Apple entre dans une guerre de tranchées contre l’Europe
📩 Pour nous contacter: redaction@frenchweb.fr
La riposte est lancée, Apple vient de déposer un recours devant le Tribunal de l’Union européenne pour contester l’amende de 500 millions d’euros infligée en avril par la Commission. En cause, des pratiques jugées anticoncurrentielles sur l’App Store, mais c’est surtout un bras de fer bien plus large sur le contrôle de son modèle économique face à la régulation européenne, qui est désormais engagé. La BigTech est bien décidée à défendre sa souveraineté technologique, face à la souveraineté normative de l’Union Européenne.
Une première salve dans l’ère DMA
L’amende infligée à Apple est l’une des premières dans le cadre du Digital Markets Act (DMA), le nouveau règlement européen entré en vigueur en 2024 pour contraindre les “gatekeepers”, les plateformes considérées comme dominantes, à ouvrir leur écosystème.
Pour Bruxelles, Apple a enfreint le DMA en empêchant les développeurs d’indiquer aux utilisateurs qu’ils pouvaient payer ailleurs, souvent à moindre coût. La Commission a exigé qu’Apple modifie ses conditions d’utilisation, ce qu’il a fait en juin, tout en dénonçant une « complexité accrue » pour les développeurs et les utilisateurs.
De son coté, Apple dénonce un excès de pouvoir, accusant Bruxelles d’imposer des règles commerciales qui « n’existent sur aucune autre plateforme » et d’avoir « déplacé les lignes » au fil des négociations.
Une stratégie juridique longue, méthodique, défensive
En saisissant le Tribunal de l’Union européenne, Apple ne cherche pas uniquement à faire annuler une amende. Elle ouvre un front procédural qui pourrait durer plusieurs années, visant à affaiblir l’interprétation juridique du DMA, et cela va se jouer article par article, mot par mot.
Le choix du TUE est tactique, c’est lui qui juge le fond économique et technique des dossiers, et Apple peut y faire valoir des arguments de proportionnalité, de concurrence internationale et d’atteinte à ses intérêts commerciaux légitimes. En cas d’échec, la firme pourra toujours se tourner vers la Cour de justice de l’UE, pour un second round. En attendant, cette guerre de tranchées gèle l’application définitive des sanctions, et gagne du temps, dans l’UE comme aux États-Unis où Apple affronte des contentieux similaires.
Au delà du droit c’est surtout un affrontement politique
Qui dépasse le cadre du droit de la concurrence, Apple accuse l’UE de vouloir l’obliger à donner sa technologie gratuitement, un langage très proche des arguments utilisés par d’autres GAFAM dans leurs bras de fer avec l’Europe.

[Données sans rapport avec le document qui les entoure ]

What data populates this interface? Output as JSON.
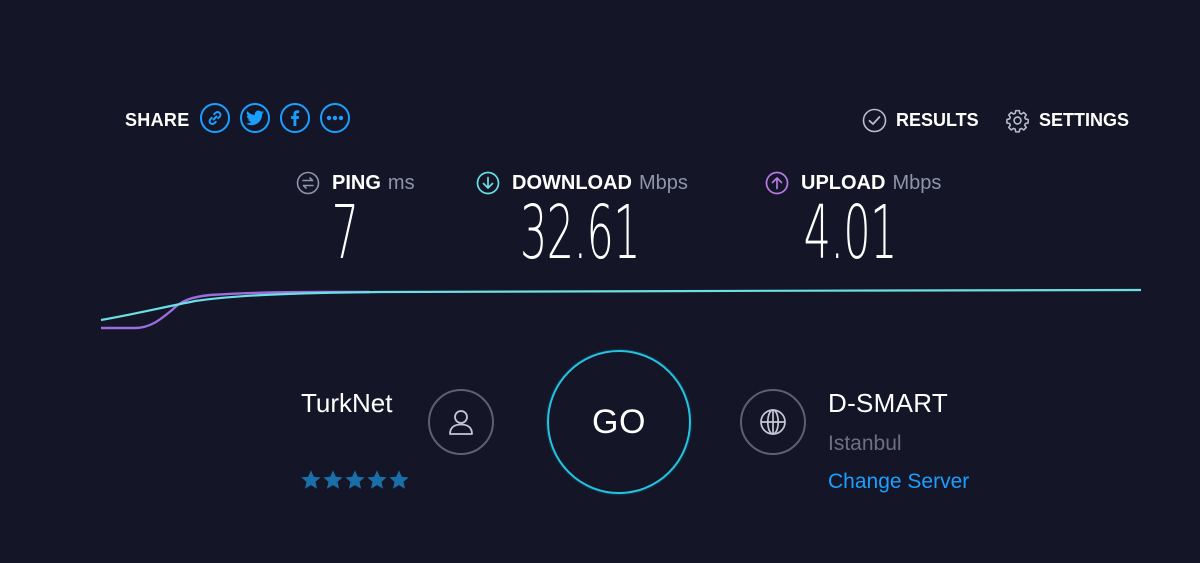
{
  "share": {
    "label": "SHARE",
    "buttons": [
      {
        "icon": "link-icon"
      },
      {
        "icon": "twitter-icon"
      },
      {
        "icon": "facebook-icon"
      },
      {
        "icon": "more-icon"
      }
    ]
  },
  "nav": {
    "results_label": "RESULTS",
    "settings_label": "SETTINGS"
  },
  "metrics": {
    "ping": {
      "label": "PING",
      "unit": "ms",
      "value": "7",
      "icon": "ping-icon"
    },
    "download": {
      "label": "DOWNLOAD",
      "unit": "Mbps",
      "value": "32.61",
      "icon": "download-arrow-icon"
    },
    "upload": {
      "label": "UPLOAD",
      "unit": "Mbps",
      "value": "4.01",
      "icon": "upload-arrow-icon"
    }
  },
  "isp": {
    "name": "TurkNet",
    "rating": 5,
    "rating_max": 5
  },
  "go_button": {
    "label": "GO"
  },
  "server": {
    "name": "D-SMART",
    "location": "Istanbul",
    "change_label": "Change Server"
  },
  "colors": {
    "background": "#141527",
    "accent_blue": "#1a9fff",
    "download_cyan": "#6be0e4",
    "upload_purple": "#9b6ddf",
    "go_ring": "#24c3e0",
    "star": "#1b6fa8"
  }
}
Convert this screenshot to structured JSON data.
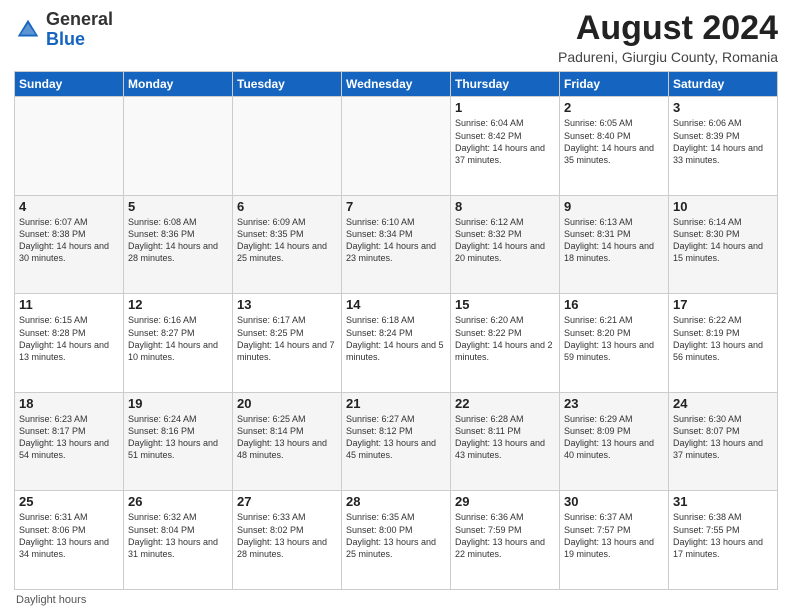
{
  "header": {
    "logo_general": "General",
    "logo_blue": "Blue",
    "month_year": "August 2024",
    "location": "Padureni, Giurgiu County, Romania"
  },
  "weekdays": [
    "Sunday",
    "Monday",
    "Tuesday",
    "Wednesday",
    "Thursday",
    "Friday",
    "Saturday"
  ],
  "footer": {
    "daylight_label": "Daylight hours"
  },
  "weeks": [
    [
      {
        "day": "",
        "info": ""
      },
      {
        "day": "",
        "info": ""
      },
      {
        "day": "",
        "info": ""
      },
      {
        "day": "",
        "info": ""
      },
      {
        "day": "1",
        "info": "Sunrise: 6:04 AM\nSunset: 8:42 PM\nDaylight: 14 hours\nand 37 minutes."
      },
      {
        "day": "2",
        "info": "Sunrise: 6:05 AM\nSunset: 8:40 PM\nDaylight: 14 hours\nand 35 minutes."
      },
      {
        "day": "3",
        "info": "Sunrise: 6:06 AM\nSunset: 8:39 PM\nDaylight: 14 hours\nand 33 minutes."
      }
    ],
    [
      {
        "day": "4",
        "info": "Sunrise: 6:07 AM\nSunset: 8:38 PM\nDaylight: 14 hours\nand 30 minutes."
      },
      {
        "day": "5",
        "info": "Sunrise: 6:08 AM\nSunset: 8:36 PM\nDaylight: 14 hours\nand 28 minutes."
      },
      {
        "day": "6",
        "info": "Sunrise: 6:09 AM\nSunset: 8:35 PM\nDaylight: 14 hours\nand 25 minutes."
      },
      {
        "day": "7",
        "info": "Sunrise: 6:10 AM\nSunset: 8:34 PM\nDaylight: 14 hours\nand 23 minutes."
      },
      {
        "day": "8",
        "info": "Sunrise: 6:12 AM\nSunset: 8:32 PM\nDaylight: 14 hours\nand 20 minutes."
      },
      {
        "day": "9",
        "info": "Sunrise: 6:13 AM\nSunset: 8:31 PM\nDaylight: 14 hours\nand 18 minutes."
      },
      {
        "day": "10",
        "info": "Sunrise: 6:14 AM\nSunset: 8:30 PM\nDaylight: 14 hours\nand 15 minutes."
      }
    ],
    [
      {
        "day": "11",
        "info": "Sunrise: 6:15 AM\nSunset: 8:28 PM\nDaylight: 14 hours\nand 13 minutes."
      },
      {
        "day": "12",
        "info": "Sunrise: 6:16 AM\nSunset: 8:27 PM\nDaylight: 14 hours\nand 10 minutes."
      },
      {
        "day": "13",
        "info": "Sunrise: 6:17 AM\nSunset: 8:25 PM\nDaylight: 14 hours\nand 7 minutes."
      },
      {
        "day": "14",
        "info": "Sunrise: 6:18 AM\nSunset: 8:24 PM\nDaylight: 14 hours\nand 5 minutes."
      },
      {
        "day": "15",
        "info": "Sunrise: 6:20 AM\nSunset: 8:22 PM\nDaylight: 14 hours\nand 2 minutes."
      },
      {
        "day": "16",
        "info": "Sunrise: 6:21 AM\nSunset: 8:20 PM\nDaylight: 13 hours\nand 59 minutes."
      },
      {
        "day": "17",
        "info": "Sunrise: 6:22 AM\nSunset: 8:19 PM\nDaylight: 13 hours\nand 56 minutes."
      }
    ],
    [
      {
        "day": "18",
        "info": "Sunrise: 6:23 AM\nSunset: 8:17 PM\nDaylight: 13 hours\nand 54 minutes."
      },
      {
        "day": "19",
        "info": "Sunrise: 6:24 AM\nSunset: 8:16 PM\nDaylight: 13 hours\nand 51 minutes."
      },
      {
        "day": "20",
        "info": "Sunrise: 6:25 AM\nSunset: 8:14 PM\nDaylight: 13 hours\nand 48 minutes."
      },
      {
        "day": "21",
        "info": "Sunrise: 6:27 AM\nSunset: 8:12 PM\nDaylight: 13 hours\nand 45 minutes."
      },
      {
        "day": "22",
        "info": "Sunrise: 6:28 AM\nSunset: 8:11 PM\nDaylight: 13 hours\nand 43 minutes."
      },
      {
        "day": "23",
        "info": "Sunrise: 6:29 AM\nSunset: 8:09 PM\nDaylight: 13 hours\nand 40 minutes."
      },
      {
        "day": "24",
        "info": "Sunrise: 6:30 AM\nSunset: 8:07 PM\nDaylight: 13 hours\nand 37 minutes."
      }
    ],
    [
      {
        "day": "25",
        "info": "Sunrise: 6:31 AM\nSunset: 8:06 PM\nDaylight: 13 hours\nand 34 minutes."
      },
      {
        "day": "26",
        "info": "Sunrise: 6:32 AM\nSunset: 8:04 PM\nDaylight: 13 hours\nand 31 minutes."
      },
      {
        "day": "27",
        "info": "Sunrise: 6:33 AM\nSunset: 8:02 PM\nDaylight: 13 hours\nand 28 minutes."
      },
      {
        "day": "28",
        "info": "Sunrise: 6:35 AM\nSunset: 8:00 PM\nDaylight: 13 hours\nand 25 minutes."
      },
      {
        "day": "29",
        "info": "Sunrise: 6:36 AM\nSunset: 7:59 PM\nDaylight: 13 hours\nand 22 minutes."
      },
      {
        "day": "30",
        "info": "Sunrise: 6:37 AM\nSunset: 7:57 PM\nDaylight: 13 hours\nand 19 minutes."
      },
      {
        "day": "31",
        "info": "Sunrise: 6:38 AM\nSunset: 7:55 PM\nDaylight: 13 hours\nand 17 minutes."
      }
    ]
  ]
}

La question de fond est de savoir qui contrôle les règles du jeu numérique mondial ? Si Bruxelles veut imposer ses standards, Apple, comme d’autres géants américains, entend défendre ses marges et sa logique d’intégration verticale.
La guerre de tranchées ne fait que commencer, mais elle redessine déjà les lignes de front entre puissances publiques et empires technologiques. Aux États, l’arme du droit, aux plateformes, celle de la technologie, qu’elles modulent, verrouillent et déploient selon leurs intérêts. Face aux nouvelles contraintes réglementaires, les GAFAM pourraient riposter en limitant l’accès à certaines fonctionnalités ou innovations, sanctionnant de facto le marché européen. Un scénario encore lointain, mais une menace réelle, qu’il serait imprudent de sous-estimer.